Unique microbe could thrive on Mars, help future manned missions

Unique microbe could thrive on Mars, help future manned missions
UPI
Cyanobacteria could produce oxygen inside future space colonies on Mars.

New research suggested certain cyanobacteria could thrive on Mars. The microbes could even be used to provide future space colonies with oxygen.

According to UPI, Elmars Krausz, chemistry professor at Australian National University (ANU), said, "This might sound like science fiction, but space agencies and private companies around the world are actively trying to turn this aspiration into reality in the not-too-distant future.

“Photosynthesis could theoretically be harnessed with these types of organisms to create air for humans to breathe on Mars."

Cyanobacteria are the only photosynthetic prokaryotes capable of producing oxygen.

They're the most abundant ground of bacteria on the planet and have colonized Earth since as early as 2½ billion years ago. Several cyanobacteria have adapted to low-light conditions.

Krausz said, "Low-light adapted organisms, such as the cyanobacteria we've been studying, can grow under rocks and potentially survive the harsh conditions on the red planet.”
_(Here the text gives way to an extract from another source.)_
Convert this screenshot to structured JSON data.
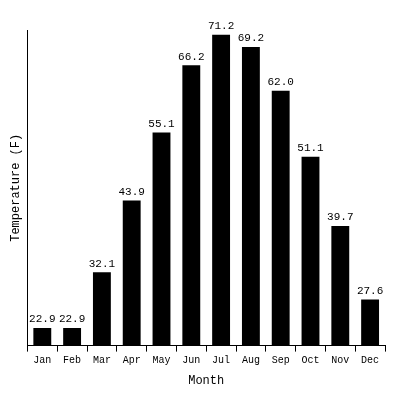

As part of the latest research — published in the journal Science —scientists analyzed the photosynthesizing abilities of Chroococcidiopsis thermalis, an algae species capable of absorbing and harvesting energy from redder, lower-energy light.

Chroococcidiopsis thermalis has previously been discovered living in deep sea hot springs and inside rocks in the Mojave desert.

The latest research showed the cyanobacteria can more than just survive among extreme, low-light environs, in can thrive in them.

Jennifer Morton, PhD student at the ANU Research School of Chemistry, said, "This work redefines the minimum energy needed in light to drive photosynthesis.

“This type of photosynthesis may well be happening in your garden, under a rock."

The new research could also help scientists know what to look for when searching for alien life.

Many of the potentially habitable planets and moons identified by astronomers are likely to be relatively hostile compared to Earth's generally temperate, water-rich environs.

The red chlorophylls that help cyanobacteria thrive in low-light conditions have a unique spectral signature.

Morton said, "Searching for the signature fluorescence from these pigments could help identify extra-terrestrial life.”